Are purely functional data structures always lock-free?

Question

I've seen this claimed in several places, including on SO: https://stackoverflow.com/a/20467457/243238, https://stackoverflow.com/a/4400389/243238. I get the point that locks are not needed to modify the data but you end up with multiple versions of it after concurrent modifications. That doesn't seem very useful in practice. I've tried to describe this with a simple scenario below:

Let's say we have 2 threads A and B. They are both modifying a purely functional dictionary D. They don't need locks at this point because the data is immutable so they output new dictionaries DA and DB. Now my question is how do you reconcile DA and DB so that later operations can see a single view of the data?

EDIT: The answers are suggesting to use a merge function over DA and DB. I don't see how that solves the problem since there could be another thread C which runs concurrently with the merge operation. The claim is that purely functional data structures are lock-free but using a merge function sounds more like eventual consistency which is a different thing.

Answer 1

Good observation.
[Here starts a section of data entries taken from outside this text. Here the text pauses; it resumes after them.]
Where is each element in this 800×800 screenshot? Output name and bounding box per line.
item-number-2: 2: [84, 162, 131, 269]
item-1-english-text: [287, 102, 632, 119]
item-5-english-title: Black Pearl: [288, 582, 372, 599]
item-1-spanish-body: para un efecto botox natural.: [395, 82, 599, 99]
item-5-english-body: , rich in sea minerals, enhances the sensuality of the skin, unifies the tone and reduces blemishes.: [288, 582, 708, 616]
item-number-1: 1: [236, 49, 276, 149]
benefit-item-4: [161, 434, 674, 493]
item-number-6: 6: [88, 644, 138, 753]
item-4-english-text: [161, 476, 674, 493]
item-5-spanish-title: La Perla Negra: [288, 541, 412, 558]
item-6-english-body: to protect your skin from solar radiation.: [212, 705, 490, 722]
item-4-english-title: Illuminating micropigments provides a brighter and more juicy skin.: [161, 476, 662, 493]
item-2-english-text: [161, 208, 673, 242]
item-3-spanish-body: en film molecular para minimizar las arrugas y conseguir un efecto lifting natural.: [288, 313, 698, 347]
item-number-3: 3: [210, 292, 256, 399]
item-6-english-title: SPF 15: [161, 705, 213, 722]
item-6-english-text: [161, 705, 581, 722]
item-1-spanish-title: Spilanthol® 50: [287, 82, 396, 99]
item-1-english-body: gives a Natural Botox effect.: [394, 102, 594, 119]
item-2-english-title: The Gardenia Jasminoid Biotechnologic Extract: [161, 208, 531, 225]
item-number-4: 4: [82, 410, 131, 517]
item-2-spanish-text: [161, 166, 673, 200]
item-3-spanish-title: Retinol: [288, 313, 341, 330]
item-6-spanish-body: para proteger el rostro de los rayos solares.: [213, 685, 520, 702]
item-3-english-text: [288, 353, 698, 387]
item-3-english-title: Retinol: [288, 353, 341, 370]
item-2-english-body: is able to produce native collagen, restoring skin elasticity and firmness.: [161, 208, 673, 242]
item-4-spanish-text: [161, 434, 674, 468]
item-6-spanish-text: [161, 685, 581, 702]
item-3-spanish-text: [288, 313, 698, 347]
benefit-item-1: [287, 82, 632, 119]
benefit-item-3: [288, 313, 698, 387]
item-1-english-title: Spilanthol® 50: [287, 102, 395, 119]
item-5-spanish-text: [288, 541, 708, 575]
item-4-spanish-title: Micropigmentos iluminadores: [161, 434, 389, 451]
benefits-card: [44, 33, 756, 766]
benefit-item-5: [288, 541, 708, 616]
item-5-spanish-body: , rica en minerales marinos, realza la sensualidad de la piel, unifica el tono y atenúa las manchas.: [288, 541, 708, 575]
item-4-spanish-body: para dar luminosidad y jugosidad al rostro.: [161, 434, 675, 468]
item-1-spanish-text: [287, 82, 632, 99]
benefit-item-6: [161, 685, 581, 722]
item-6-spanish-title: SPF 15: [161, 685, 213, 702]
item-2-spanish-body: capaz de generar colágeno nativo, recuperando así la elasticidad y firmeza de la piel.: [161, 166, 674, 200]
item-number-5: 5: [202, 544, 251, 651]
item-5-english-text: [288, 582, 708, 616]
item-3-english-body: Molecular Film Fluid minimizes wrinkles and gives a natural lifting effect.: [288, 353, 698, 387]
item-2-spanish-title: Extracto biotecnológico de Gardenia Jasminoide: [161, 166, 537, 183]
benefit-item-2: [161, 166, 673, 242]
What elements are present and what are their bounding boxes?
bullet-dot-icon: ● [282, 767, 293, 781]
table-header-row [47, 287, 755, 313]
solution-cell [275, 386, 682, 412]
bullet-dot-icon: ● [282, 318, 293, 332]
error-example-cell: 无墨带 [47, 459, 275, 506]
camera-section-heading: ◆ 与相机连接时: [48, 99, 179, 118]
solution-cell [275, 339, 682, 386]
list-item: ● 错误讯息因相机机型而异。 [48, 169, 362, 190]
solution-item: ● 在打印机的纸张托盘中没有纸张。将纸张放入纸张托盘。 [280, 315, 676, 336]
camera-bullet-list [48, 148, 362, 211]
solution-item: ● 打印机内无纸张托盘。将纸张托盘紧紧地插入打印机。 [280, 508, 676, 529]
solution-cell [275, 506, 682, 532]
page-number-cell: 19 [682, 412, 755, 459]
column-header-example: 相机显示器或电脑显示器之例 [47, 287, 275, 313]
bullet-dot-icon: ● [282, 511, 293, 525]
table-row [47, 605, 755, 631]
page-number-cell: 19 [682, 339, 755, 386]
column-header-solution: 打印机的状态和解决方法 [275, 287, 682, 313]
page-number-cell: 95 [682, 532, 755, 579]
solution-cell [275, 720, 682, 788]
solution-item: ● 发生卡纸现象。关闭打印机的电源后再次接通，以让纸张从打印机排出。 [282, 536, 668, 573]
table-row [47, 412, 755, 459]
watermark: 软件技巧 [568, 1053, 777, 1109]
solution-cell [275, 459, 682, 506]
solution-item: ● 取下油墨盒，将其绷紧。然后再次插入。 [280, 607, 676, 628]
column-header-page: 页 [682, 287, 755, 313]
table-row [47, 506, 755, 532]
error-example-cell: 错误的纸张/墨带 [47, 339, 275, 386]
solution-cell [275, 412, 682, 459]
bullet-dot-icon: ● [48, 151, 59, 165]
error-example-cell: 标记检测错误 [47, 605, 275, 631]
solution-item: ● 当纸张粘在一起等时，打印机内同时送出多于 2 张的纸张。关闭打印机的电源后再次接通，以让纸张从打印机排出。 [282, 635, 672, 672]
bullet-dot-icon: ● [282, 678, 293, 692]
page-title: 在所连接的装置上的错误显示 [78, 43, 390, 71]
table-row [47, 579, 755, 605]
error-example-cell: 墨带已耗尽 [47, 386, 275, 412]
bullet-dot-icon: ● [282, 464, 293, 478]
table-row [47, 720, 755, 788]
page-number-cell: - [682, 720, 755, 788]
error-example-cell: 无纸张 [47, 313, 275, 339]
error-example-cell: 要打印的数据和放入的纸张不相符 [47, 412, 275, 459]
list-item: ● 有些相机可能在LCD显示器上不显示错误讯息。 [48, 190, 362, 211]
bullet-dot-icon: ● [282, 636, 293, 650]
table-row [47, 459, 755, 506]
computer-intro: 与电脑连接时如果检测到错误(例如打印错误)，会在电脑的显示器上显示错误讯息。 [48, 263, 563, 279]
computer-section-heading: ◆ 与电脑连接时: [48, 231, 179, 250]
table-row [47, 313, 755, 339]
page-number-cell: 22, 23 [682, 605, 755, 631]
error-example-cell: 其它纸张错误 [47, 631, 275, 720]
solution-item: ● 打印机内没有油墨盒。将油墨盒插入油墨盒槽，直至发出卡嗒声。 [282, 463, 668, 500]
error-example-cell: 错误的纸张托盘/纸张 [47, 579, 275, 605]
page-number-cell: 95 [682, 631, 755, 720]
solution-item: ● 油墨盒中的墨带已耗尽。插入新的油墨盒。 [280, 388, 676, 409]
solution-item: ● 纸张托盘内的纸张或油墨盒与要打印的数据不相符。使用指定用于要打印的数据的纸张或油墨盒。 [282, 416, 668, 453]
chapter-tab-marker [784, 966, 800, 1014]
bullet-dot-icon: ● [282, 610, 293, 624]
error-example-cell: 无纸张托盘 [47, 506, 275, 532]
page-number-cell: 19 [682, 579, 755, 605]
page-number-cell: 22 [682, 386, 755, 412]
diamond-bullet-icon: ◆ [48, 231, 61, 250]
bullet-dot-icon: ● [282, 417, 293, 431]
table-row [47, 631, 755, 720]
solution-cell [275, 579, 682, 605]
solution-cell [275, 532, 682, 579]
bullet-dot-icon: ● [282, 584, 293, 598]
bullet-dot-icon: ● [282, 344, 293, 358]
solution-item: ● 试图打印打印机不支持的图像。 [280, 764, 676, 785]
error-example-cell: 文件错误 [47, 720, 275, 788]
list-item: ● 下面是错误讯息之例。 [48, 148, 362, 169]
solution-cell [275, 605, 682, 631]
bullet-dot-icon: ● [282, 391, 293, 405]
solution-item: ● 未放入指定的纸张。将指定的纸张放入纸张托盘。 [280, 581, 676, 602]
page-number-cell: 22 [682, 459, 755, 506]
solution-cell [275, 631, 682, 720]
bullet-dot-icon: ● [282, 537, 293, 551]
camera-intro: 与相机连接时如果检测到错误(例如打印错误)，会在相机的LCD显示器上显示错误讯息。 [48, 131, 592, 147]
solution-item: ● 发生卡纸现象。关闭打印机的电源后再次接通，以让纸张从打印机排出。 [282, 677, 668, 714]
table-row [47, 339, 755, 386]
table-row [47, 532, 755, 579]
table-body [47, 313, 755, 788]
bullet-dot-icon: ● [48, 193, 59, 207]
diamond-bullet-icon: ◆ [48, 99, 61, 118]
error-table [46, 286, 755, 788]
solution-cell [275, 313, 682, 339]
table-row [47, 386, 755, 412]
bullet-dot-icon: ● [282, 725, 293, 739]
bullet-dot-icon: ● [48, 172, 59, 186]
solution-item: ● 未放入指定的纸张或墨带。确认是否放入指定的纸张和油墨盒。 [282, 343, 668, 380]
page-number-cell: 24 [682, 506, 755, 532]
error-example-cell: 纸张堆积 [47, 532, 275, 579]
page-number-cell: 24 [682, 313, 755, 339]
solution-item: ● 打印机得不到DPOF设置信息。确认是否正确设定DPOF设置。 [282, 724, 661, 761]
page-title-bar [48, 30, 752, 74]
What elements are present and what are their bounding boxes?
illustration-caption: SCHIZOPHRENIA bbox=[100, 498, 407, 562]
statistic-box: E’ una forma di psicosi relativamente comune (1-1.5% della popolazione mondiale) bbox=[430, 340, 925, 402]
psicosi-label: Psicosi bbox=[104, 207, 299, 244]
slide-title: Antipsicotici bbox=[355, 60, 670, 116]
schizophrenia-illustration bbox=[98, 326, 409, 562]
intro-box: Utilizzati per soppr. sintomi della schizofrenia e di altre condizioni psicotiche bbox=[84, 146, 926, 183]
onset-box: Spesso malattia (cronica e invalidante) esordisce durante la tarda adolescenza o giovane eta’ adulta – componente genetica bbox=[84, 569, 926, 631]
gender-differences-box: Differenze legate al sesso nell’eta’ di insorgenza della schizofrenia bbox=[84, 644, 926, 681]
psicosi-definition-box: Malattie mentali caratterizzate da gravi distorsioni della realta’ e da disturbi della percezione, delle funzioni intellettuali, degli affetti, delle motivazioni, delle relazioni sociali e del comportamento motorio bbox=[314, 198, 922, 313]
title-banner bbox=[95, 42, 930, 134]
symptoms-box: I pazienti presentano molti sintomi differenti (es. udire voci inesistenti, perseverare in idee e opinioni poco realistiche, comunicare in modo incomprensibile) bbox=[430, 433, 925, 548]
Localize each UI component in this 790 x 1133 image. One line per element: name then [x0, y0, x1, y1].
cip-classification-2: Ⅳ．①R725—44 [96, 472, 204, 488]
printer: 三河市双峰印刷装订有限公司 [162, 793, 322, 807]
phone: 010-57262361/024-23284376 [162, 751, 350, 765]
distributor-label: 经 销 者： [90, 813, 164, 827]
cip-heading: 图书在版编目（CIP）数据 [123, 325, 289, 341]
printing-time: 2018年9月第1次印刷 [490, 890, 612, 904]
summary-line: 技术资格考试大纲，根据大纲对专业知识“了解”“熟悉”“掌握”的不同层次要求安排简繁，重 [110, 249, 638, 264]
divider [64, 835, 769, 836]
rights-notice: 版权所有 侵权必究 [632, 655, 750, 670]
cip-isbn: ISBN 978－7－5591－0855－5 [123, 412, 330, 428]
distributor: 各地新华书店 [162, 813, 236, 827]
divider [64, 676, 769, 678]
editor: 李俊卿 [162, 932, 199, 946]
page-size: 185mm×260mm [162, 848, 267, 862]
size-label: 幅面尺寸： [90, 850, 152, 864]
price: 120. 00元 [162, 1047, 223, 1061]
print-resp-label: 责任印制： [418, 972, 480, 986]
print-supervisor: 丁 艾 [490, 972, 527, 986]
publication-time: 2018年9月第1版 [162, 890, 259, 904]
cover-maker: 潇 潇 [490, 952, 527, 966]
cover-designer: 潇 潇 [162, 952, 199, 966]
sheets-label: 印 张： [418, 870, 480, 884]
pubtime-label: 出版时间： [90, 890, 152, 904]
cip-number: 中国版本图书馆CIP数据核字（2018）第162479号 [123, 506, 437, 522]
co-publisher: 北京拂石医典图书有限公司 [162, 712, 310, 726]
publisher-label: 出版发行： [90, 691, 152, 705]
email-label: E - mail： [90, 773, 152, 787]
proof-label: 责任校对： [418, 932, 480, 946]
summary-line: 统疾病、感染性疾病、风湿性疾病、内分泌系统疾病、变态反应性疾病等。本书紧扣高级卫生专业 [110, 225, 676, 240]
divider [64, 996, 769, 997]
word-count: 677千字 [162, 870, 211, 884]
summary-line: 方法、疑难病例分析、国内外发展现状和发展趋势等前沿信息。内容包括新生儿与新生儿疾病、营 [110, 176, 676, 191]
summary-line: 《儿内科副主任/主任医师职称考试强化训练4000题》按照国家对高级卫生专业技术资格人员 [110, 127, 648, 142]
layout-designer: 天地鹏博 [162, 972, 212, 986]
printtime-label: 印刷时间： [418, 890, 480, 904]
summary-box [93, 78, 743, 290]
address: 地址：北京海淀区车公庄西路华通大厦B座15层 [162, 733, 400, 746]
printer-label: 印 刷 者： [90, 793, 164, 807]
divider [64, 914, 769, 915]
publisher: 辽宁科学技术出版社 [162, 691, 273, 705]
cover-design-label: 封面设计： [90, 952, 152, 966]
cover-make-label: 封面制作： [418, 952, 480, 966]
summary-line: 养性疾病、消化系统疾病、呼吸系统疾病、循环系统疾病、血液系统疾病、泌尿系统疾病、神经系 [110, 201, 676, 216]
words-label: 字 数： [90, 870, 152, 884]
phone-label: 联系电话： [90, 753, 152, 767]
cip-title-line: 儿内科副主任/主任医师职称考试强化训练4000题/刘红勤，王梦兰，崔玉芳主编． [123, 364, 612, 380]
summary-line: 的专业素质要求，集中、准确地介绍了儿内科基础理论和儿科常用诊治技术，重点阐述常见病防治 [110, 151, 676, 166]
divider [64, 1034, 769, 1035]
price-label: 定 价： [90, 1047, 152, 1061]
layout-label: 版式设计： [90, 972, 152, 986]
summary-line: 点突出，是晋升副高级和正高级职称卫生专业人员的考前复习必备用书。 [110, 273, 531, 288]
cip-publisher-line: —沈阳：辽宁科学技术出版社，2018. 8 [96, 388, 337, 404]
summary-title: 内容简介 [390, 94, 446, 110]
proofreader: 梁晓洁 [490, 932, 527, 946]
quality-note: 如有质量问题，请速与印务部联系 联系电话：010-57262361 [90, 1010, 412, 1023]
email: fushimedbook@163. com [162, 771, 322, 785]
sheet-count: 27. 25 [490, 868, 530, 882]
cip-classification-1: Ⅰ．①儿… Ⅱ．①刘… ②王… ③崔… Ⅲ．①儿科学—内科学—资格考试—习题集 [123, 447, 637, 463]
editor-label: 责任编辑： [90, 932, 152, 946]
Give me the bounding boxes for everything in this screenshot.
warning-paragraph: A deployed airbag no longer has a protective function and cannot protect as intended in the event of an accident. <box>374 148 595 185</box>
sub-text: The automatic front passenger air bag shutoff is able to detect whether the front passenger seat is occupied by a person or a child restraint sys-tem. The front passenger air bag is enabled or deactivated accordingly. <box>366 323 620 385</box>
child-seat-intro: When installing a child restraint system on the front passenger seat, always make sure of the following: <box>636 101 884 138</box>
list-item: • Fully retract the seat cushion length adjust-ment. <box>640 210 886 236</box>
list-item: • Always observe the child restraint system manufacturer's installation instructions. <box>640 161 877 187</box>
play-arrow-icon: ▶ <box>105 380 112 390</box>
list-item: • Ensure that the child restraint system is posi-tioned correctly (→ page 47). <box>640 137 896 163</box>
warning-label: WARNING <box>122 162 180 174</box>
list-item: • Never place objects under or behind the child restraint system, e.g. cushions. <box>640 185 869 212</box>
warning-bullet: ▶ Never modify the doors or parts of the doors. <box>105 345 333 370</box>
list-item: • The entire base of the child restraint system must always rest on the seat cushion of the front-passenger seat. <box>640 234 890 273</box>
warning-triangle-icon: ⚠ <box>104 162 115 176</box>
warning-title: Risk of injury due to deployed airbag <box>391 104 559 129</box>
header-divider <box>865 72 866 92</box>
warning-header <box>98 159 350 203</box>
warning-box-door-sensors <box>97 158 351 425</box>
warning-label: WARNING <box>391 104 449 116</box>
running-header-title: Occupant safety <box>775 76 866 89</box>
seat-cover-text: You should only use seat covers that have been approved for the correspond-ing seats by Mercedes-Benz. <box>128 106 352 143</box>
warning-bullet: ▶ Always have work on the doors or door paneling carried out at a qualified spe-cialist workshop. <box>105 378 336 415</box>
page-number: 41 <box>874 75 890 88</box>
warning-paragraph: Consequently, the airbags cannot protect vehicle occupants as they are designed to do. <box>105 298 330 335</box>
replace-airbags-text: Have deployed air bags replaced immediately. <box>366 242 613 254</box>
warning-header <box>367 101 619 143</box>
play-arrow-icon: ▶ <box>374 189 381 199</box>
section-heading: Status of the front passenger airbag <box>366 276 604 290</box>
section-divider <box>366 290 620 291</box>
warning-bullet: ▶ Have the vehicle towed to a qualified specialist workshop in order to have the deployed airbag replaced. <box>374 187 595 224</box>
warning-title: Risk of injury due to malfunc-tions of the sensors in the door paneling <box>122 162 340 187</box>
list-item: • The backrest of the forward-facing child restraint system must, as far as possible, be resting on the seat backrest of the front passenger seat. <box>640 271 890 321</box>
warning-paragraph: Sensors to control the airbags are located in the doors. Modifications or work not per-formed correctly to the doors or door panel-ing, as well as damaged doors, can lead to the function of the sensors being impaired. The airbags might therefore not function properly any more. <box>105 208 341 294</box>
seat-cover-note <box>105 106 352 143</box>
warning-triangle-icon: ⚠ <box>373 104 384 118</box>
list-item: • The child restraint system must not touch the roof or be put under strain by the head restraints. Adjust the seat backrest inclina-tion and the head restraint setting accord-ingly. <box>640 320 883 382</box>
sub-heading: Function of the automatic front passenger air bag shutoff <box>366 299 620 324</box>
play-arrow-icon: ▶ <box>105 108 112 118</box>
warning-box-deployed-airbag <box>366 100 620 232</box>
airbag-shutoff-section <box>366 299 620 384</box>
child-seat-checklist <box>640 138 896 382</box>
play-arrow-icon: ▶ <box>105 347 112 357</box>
But this just means that parallelism in the presence of a "global state" is difficult or impossible, regardless of the programming language.

In impure languages, this is just less obvious. You may think that you can get away with locking, synchronization and all the highly complex code around it.

Whereas in pure languages, you have n pure state transformers and cannot but realize that if you apply them in pareallel to some initial state S0 you end up with so many states S1, S2, S3 ... Sn

Now, the purity just guarantees that the parallel transformations of S0 do not interfere with each other in any way. It doesn't solve your program design issues, such as what that state means, if it is maybe too coarse, or too fine grained and if you can compute an end result form various transformed states.